Когда окончился молебен, выходим из костела. Куда идти теперь? К друзьям-белорусам? Опасно для них и для нас. Дорога одна – снова в гетто.
* * *
Решаем подойти к гетто со стороны Замковой. Подходим ближе. Неподалеку прохаживается часовой. Удивительно, но он в красноармейской шинели. Мы просим у часового разрешения пройти в наш дом, взять кое-что из вещей.
– Вы же наш, в красноармейской шинели, – говорю я.
Мама дергает меня за рукав.
– Какой ваш? – вдруг кричит часовой.
– Позвольте нам, – просит мама, – взять теплое пальто. Возьмем и пойдем…
Часовой оглядывается по сторонам. Вокруг ни души. Толкает меня вперед.
– Иди! Только быстро… А вы туда, подальше отсюда, – приказывает маме с Инной.
Я вбегаю в дом. Это уже не дом – кладбище. Еще несколько часов назад тут жили, ходили, разговаривали люди. Табуретка нашей любимой бабушки, на которой она грелась у печки. Кровать несломленной Тэмы.
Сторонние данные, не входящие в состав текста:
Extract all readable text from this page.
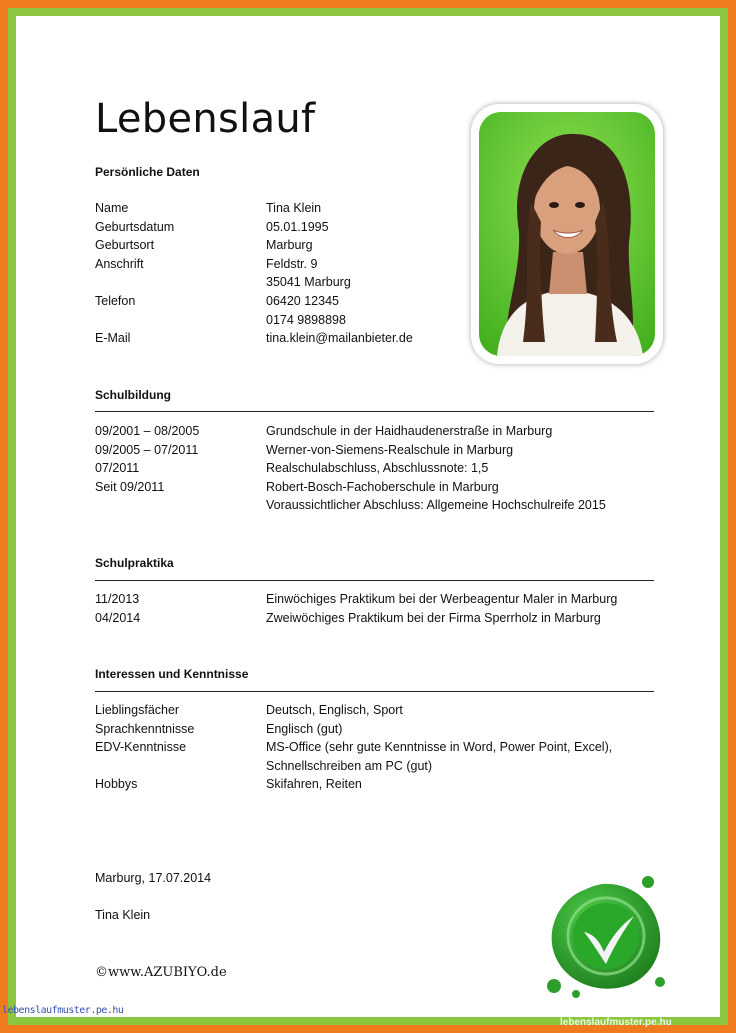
Lebenslauf
Persönliche Daten
Name	Tina Klein
Geburtsdatum	05.01.1995
Geburtsort	Marburg
Anschrift	Feldstr. 9
35041 Marburg
Telefon	06420 12345
0174 9898898
E-Mail	tina.klein@mailanbieter.de
Schulbildung
09/2001 – 08/2005	Grundschule in der Haidhaudenerstraße in Marburg
09/2005 – 07/2011	Werner-von-Siemens-Realschule in Marburg
07/2011	Realschulabschluss, Abschlussnote: 1,5
Seit 09/2011	Robert-Bosch-Fachoberschule in Marburg
Voraussichtlicher Abschluss: Allgemeine Hochschulreife 2015
Schulpraktika
11/2013	Einwöchiges Praktikum bei der Werbeagentur Maler in Marburg
04/2014	Zweiwöchiges Praktikum bei der Firma Sperrholz in Marburg
Interessen und Kenntnisse
Lieblingsfächer	Deutsch, Englisch, Sport
Sprachkenntnisse	Englisch (gut)
EDV-Kenntnisse	MS-Office (sehr gute Kenntnisse in Word, Power Point, Excel),
Schnellschreiben am PC (gut)
Hobbys	Skifahren, Reiten
Marburg, 17.07.2014
Tina Klein
©www.AZUBIYO.de
lebenslaufmuster.pe.hu
lebenslaufmuster.pe.hu
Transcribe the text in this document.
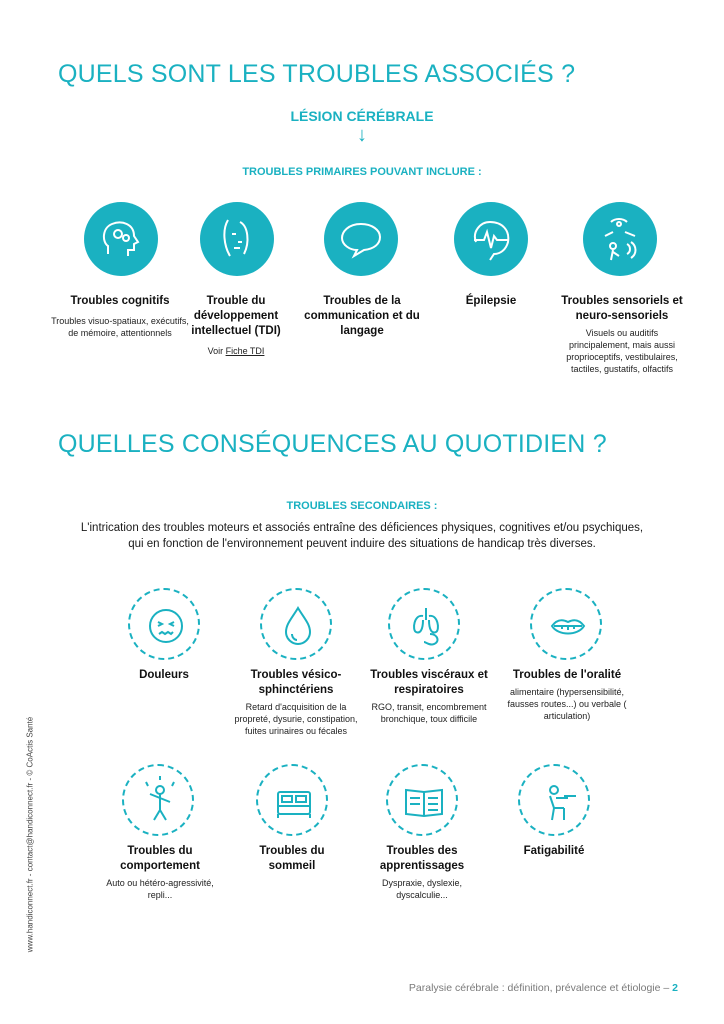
QUELS SONT LES TROUBLES ASSOCIÉS ?
LÉSION CÉRÉBRALE
↓
TROUBLES PRIMAIRES POUVANT INCLURE :
Troubles cognitifs
Troubles visuo-spatiaux, exécutifs, de mémoire, attentionnels
Trouble du développement intellectuel (TDI)
Voir Fiche TDI
Troubles de la communication et du langage
Épilepsie	Troubles sensoriels et neuro-sensoriels
Visuels ou auditifs principalement, mais aussi proprioceptifs, vestibulaires, tactiles, gustatifs, olfactifs
QUELLES CONSÉQUENCES AU QUOTIDIEN ?
TROUBLES SECONDAIRES :
L'intrication des troubles moteurs et associés entraîne des déficiences physiques, cognitives et/ou psychiques,
qui en fonction de l'environnement peuvent induire des situations de handicap très diverses.
Douleurs	Troubles vésico-sphinctériens
Retard d'acquisition de la propreté, dysurie, constipation, fuites urinaires ou fécales
Troubles viscéraux et respiratoires
RGO, transit, encombrement bronchique, toux difficile
Troubles de l'oralité
alimentaire (hypersensibilité, fausses routes...) ou verbale ( articulation)
Troubles du comportement
Auto ou hétéro-agressivité, repli...
Troubles du sommeil
Troubles des apprentissages
Dyspraxie, dyslexie, dyscalculie...
Fatigabilité
www.handiconnect.fr - contact@handiconnect.fr - © CoActis Santé
Paralysie cérébrale : définition, prévalence et étiologie – 2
Матрац у шкафа, на котором спали Дина и Эра. Кому причинили зло эти люди? За что? За что такое?
Горько, навзрыд плачу, присев на табуретку. Глазами ищу пальто и торбочку с едой. Чего я сижу? Надо скорей, скорей!
И вдруг, как привидение, на пороге два немца в серо-зеленых шинелях. На груди большущие бляхи. Патрульная служба военно-полевой жандармерии… Я не услышала, как они вошли в открытые двери. Цепенею от страха, с ужасом гляжу то на бляхи с цепями, то на сапоги. Голос немца заставляет опомниться:
– Wer bist du? Eine Judin?[6]
Самой не верится, но чувствую, как уплывает страх. Конец так конец!
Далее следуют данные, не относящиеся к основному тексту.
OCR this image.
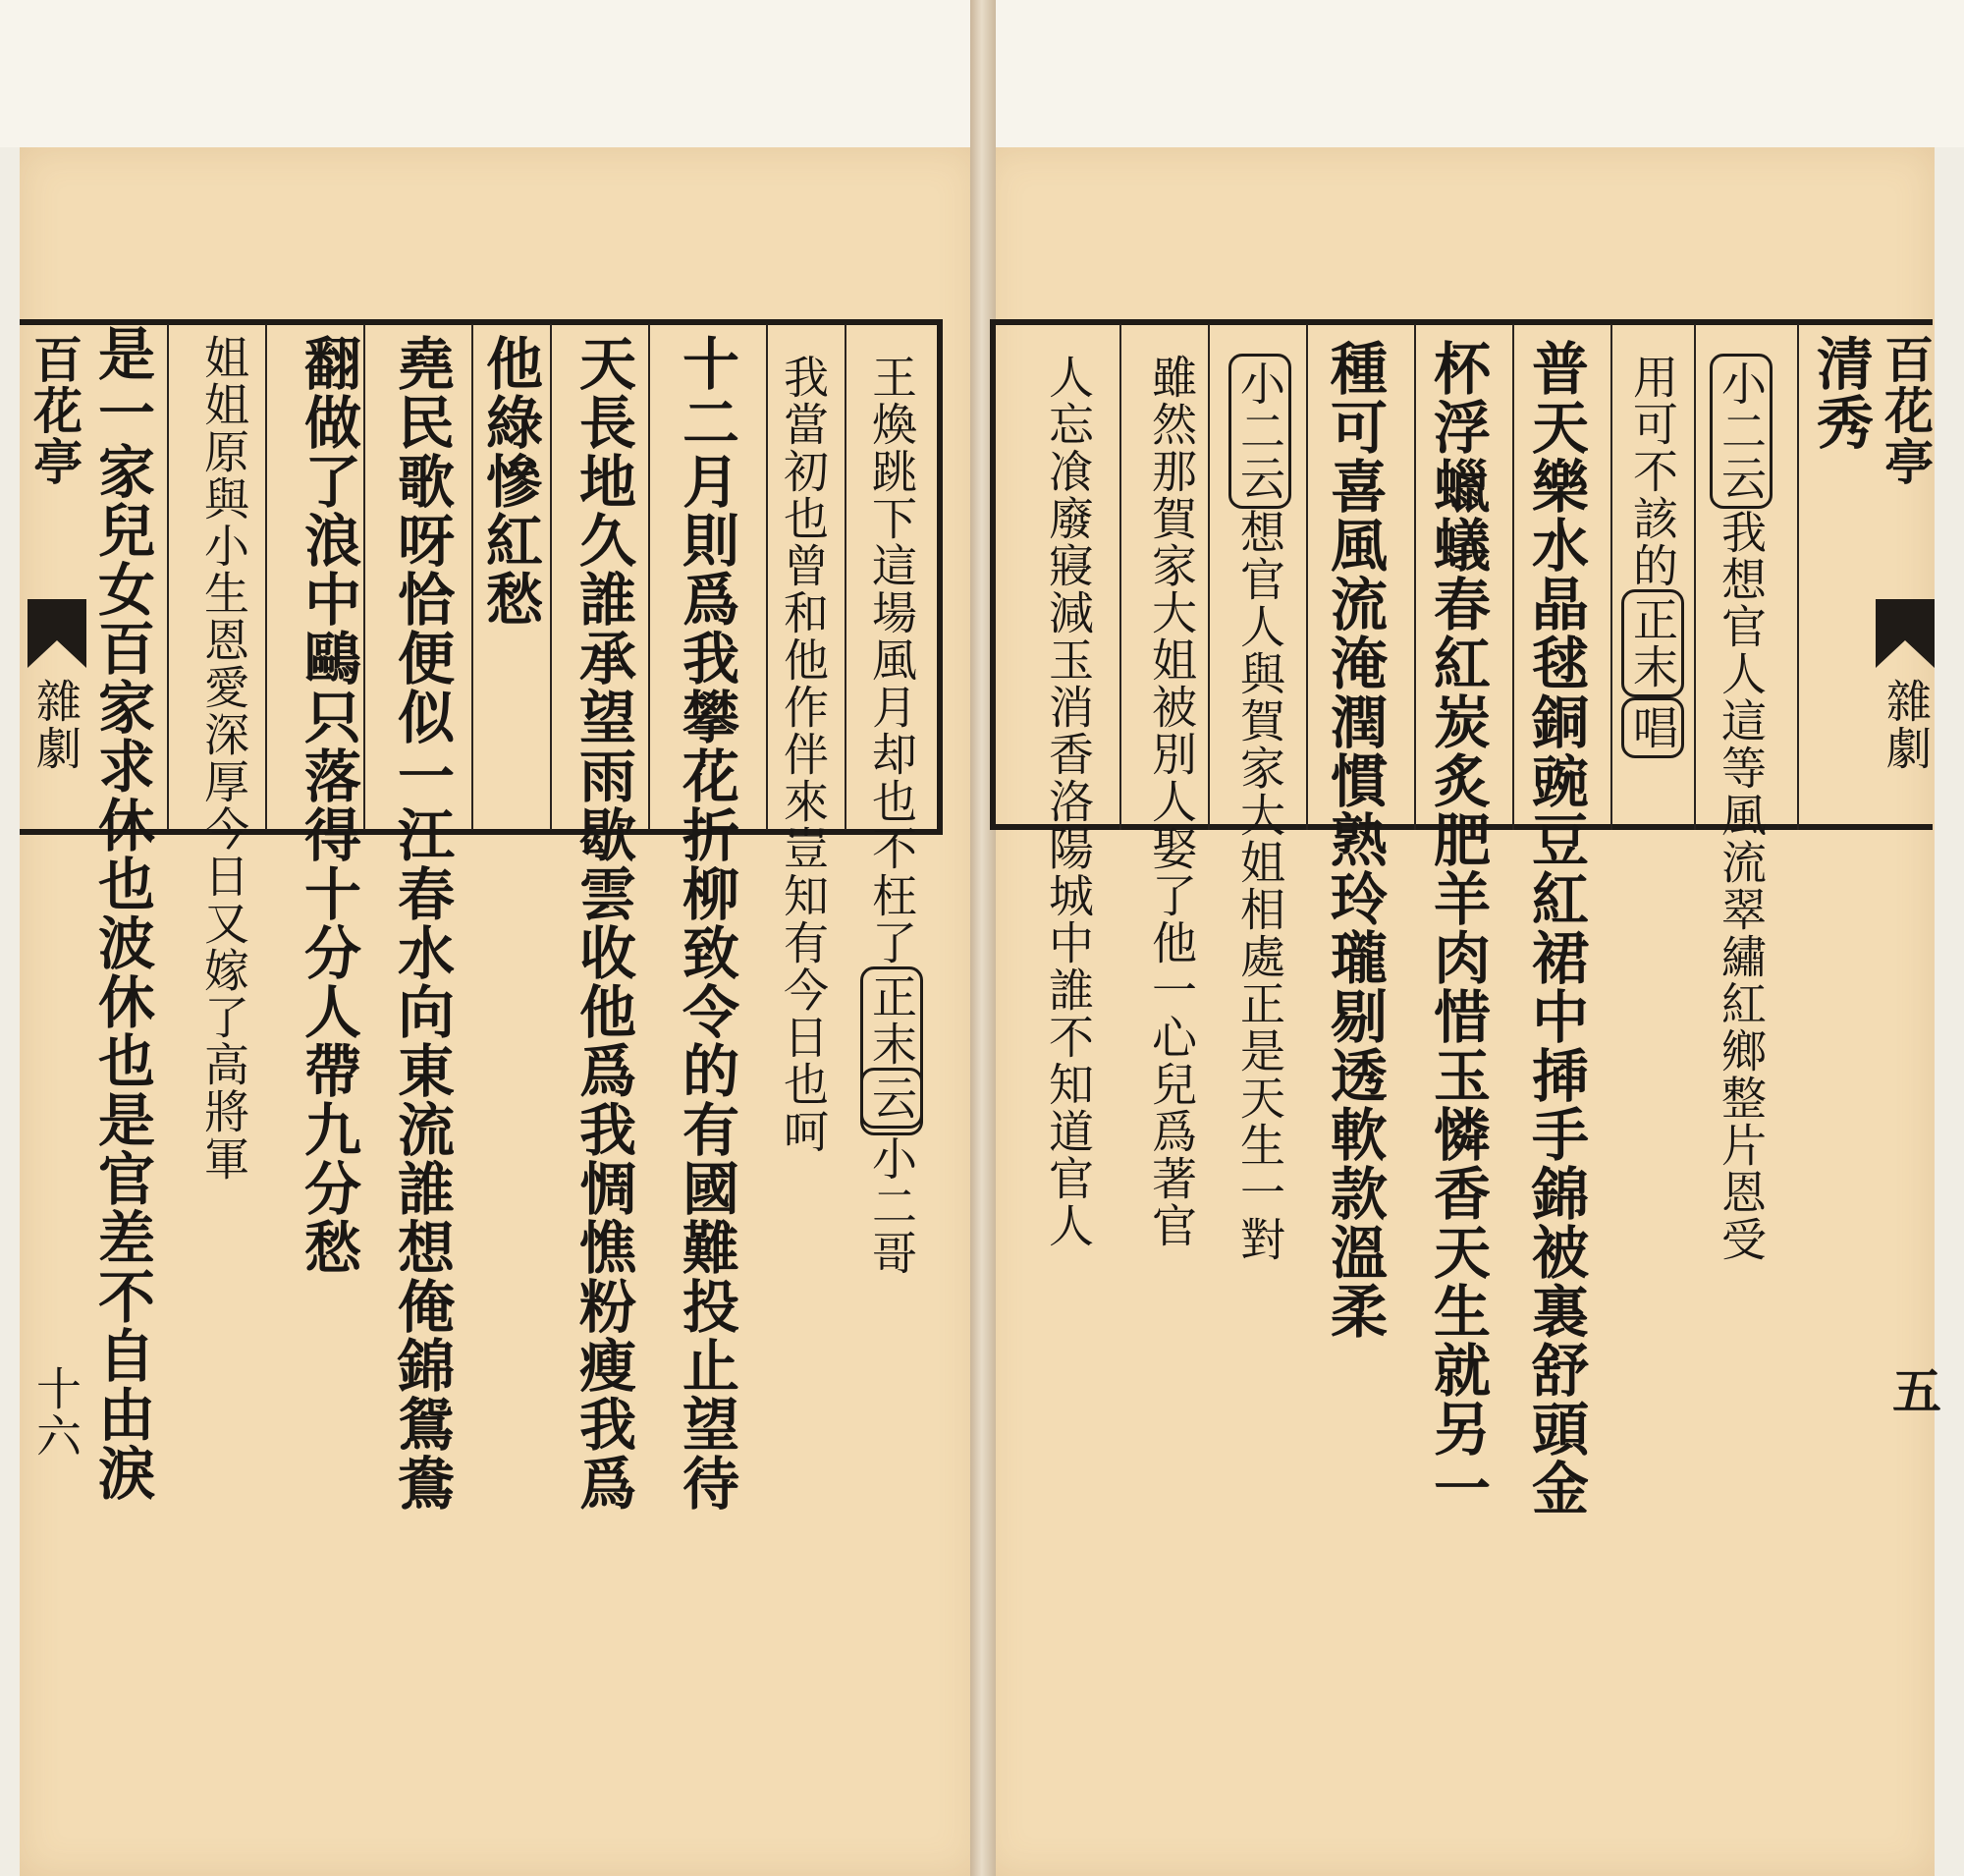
百花亭
雜劇
十六 是一家兒女百家求休也波休也是官差不自由淚 姐姐原與小生恩愛深厚今日又嫁了高將軍 翻做了浪中鷗只落得十分人帶九分愁 堯民歌呀恰便似一江春水向東流誰想俺錦鴛鴦 他綠慘紅愁 天長地久誰承望雨歇雲收他爲我惆憔粉瘦我爲 十二月則爲我攀花折柳致令的有國難投止望待 我當初也曾和他作伴來豈知有今日也呵 王煥跳下這場風月却也不枉了正末云小二哥	人忘飡廢寢減玉消香洛陽城中誰不知道官人 雖然那賀家大姐被別人娶了他一心兒爲著官 小二云想官人與賀家大姐相處正是天生一對 種可喜風流淹潤慣熟玲瓏剔透軟款溫柔 杯浮蠟蟻春紅炭炙肥羊肉惜玉憐香天生就另一 普天樂水晶毬銅豌豆紅裙中揷手錦被裏舒頭金 用可不該的正末唱
小二云我想官人這等風流翠繡紅鄉整片恩受
清秀 百花亭
雜劇
五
– Jawohl, – говорю я, – eine Judin[7].
Немцы переглядываются.
– Wo ist deine Mutter?[8]
– Dort, – показываю на улицу, – und Schwester dort[9].
– Wo ist dein Vater?
– In der Roten Armee[10].
Вот вам, гады! Я уже не боюсь! Убивайте! Я еврейка! Мой отец в Красной армии! Убивайте!
Немцы снова переглядываются.
– Was machst du jetzt da?[11]
Отвечаю, что пришла после погрома, что мы здесь жили…
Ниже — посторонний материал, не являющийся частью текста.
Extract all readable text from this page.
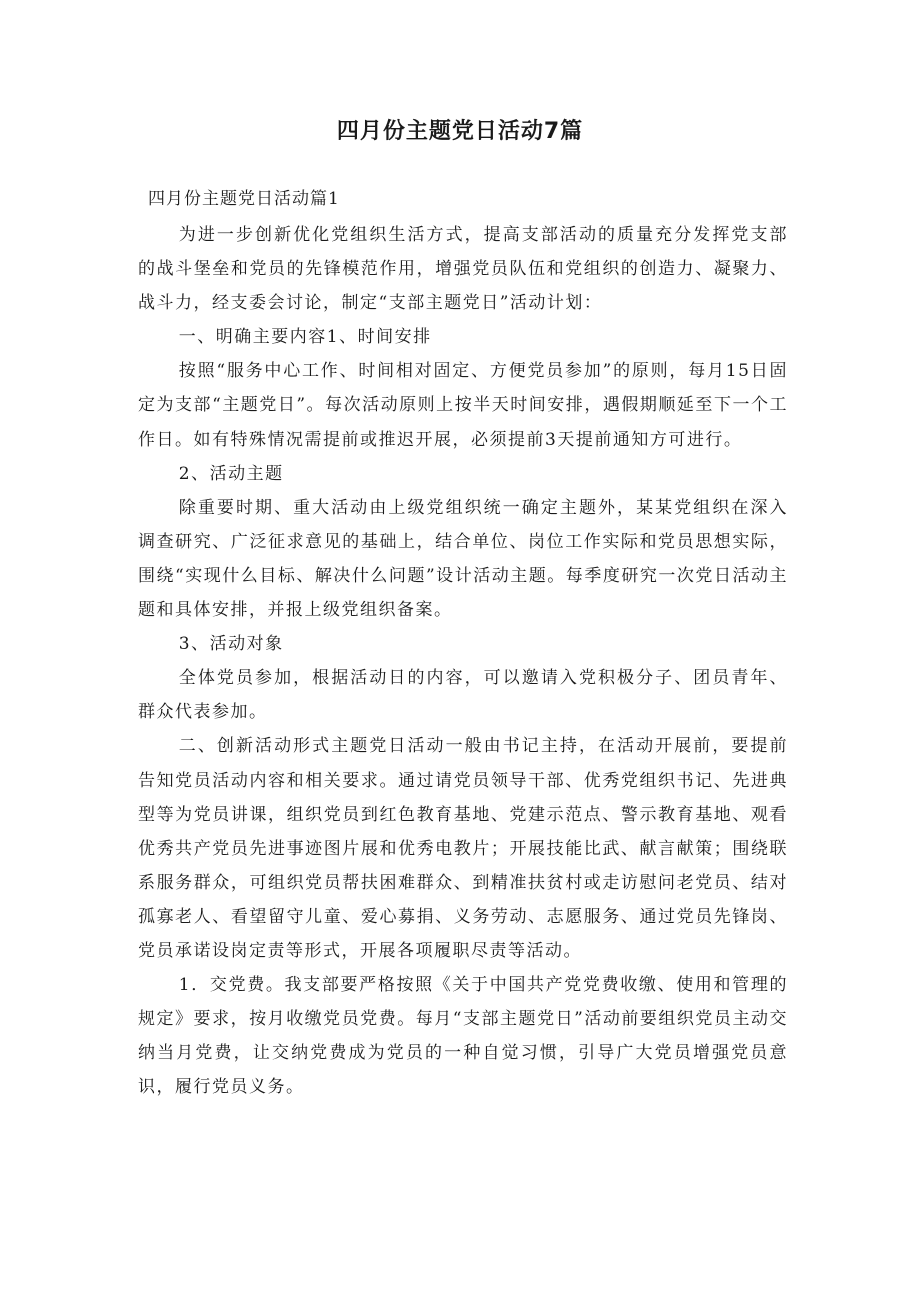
四月份主题党日活动7篇

四月份主题党日活动篇1

为进一步创新优化党组织生活方式，提高支部活动的质量充分发挥党支部的战斗堡垒和党员的先锋模范作用，增强党员队伍和党组织的创造力、凝聚力、战斗力，经支委会讨论，制定“支部主题党日”活动计划：

一、明确主要内容1、时间安排

按照“服务中心工作、时间相对固定、方便党员参加”的原则，每月15日固定为支部“主题党日”。每次活动原则上按半天时间安排，遇假期顺延至下一个工作日。如有特殊情况需提前或推迟开展，必须提前3天提前通知方可进行。

2、活动主题

除重要时期、重大活动由上级党组织统一确定主题外，某某党组织在深入调查研究、广泛征求意见的基础上，结合单位、岗位工作实际和党员思想实际，围绕“实现什么目标、解决什么问题”设计活动主题。每季度研究一次党日活动主题和具体安排，并报上级党组织备案。

3、活动对象

全体党员参加，根据活动日的内容，可以邀请入党积极分子、团员青年、群众代表参加。

二、创新活动形式主题党日活动一般由书记主持，在活动开展前，要提前告知党员活动内容和相关要求。通过请党员领导干部、优秀党组织书记、先进典型等为党员讲课，组织党员到红色教育基地、党建示范点、警示教育基地、观看优秀共产党员先进事迹图片展和优秀电教片；开展技能比武、献言献策；围绕联系服务群众，可组织党员帮扶困难群众、到精准扶贫村或走访慰问老党员、结对孤寡老人、看望留守儿童、爱心募捐、义务劳动、志愿服务、通过党员先锋岗、党员承诺设岗定责等形式，开展各项履职尽责等活动。

1．交党费。我支部要严格按照《关于中国共产党党费收缴、使用和管理的规定》要求，按月收缴党员党费。每月“支部主题党日”活动前要组织党员主动交纳当月党费，让交纳党费成为党员的一种自觉习惯，引导广大党员增强党员意识，履行党员义务。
– Armes Kind[12], – говорит немец и спрашивает, где я выучила немецкий язык.
Я отвечаю, что мы изучали немецкий в школе, что я пришла взять вещи. Немец бросает мне чужие вещи, приказывает, чтобы я взяла их с собой. Я говорю, что чужое мне не нужно.
Немец спрашивает, чья это аптечка на стене. Отвечаю, что мамина.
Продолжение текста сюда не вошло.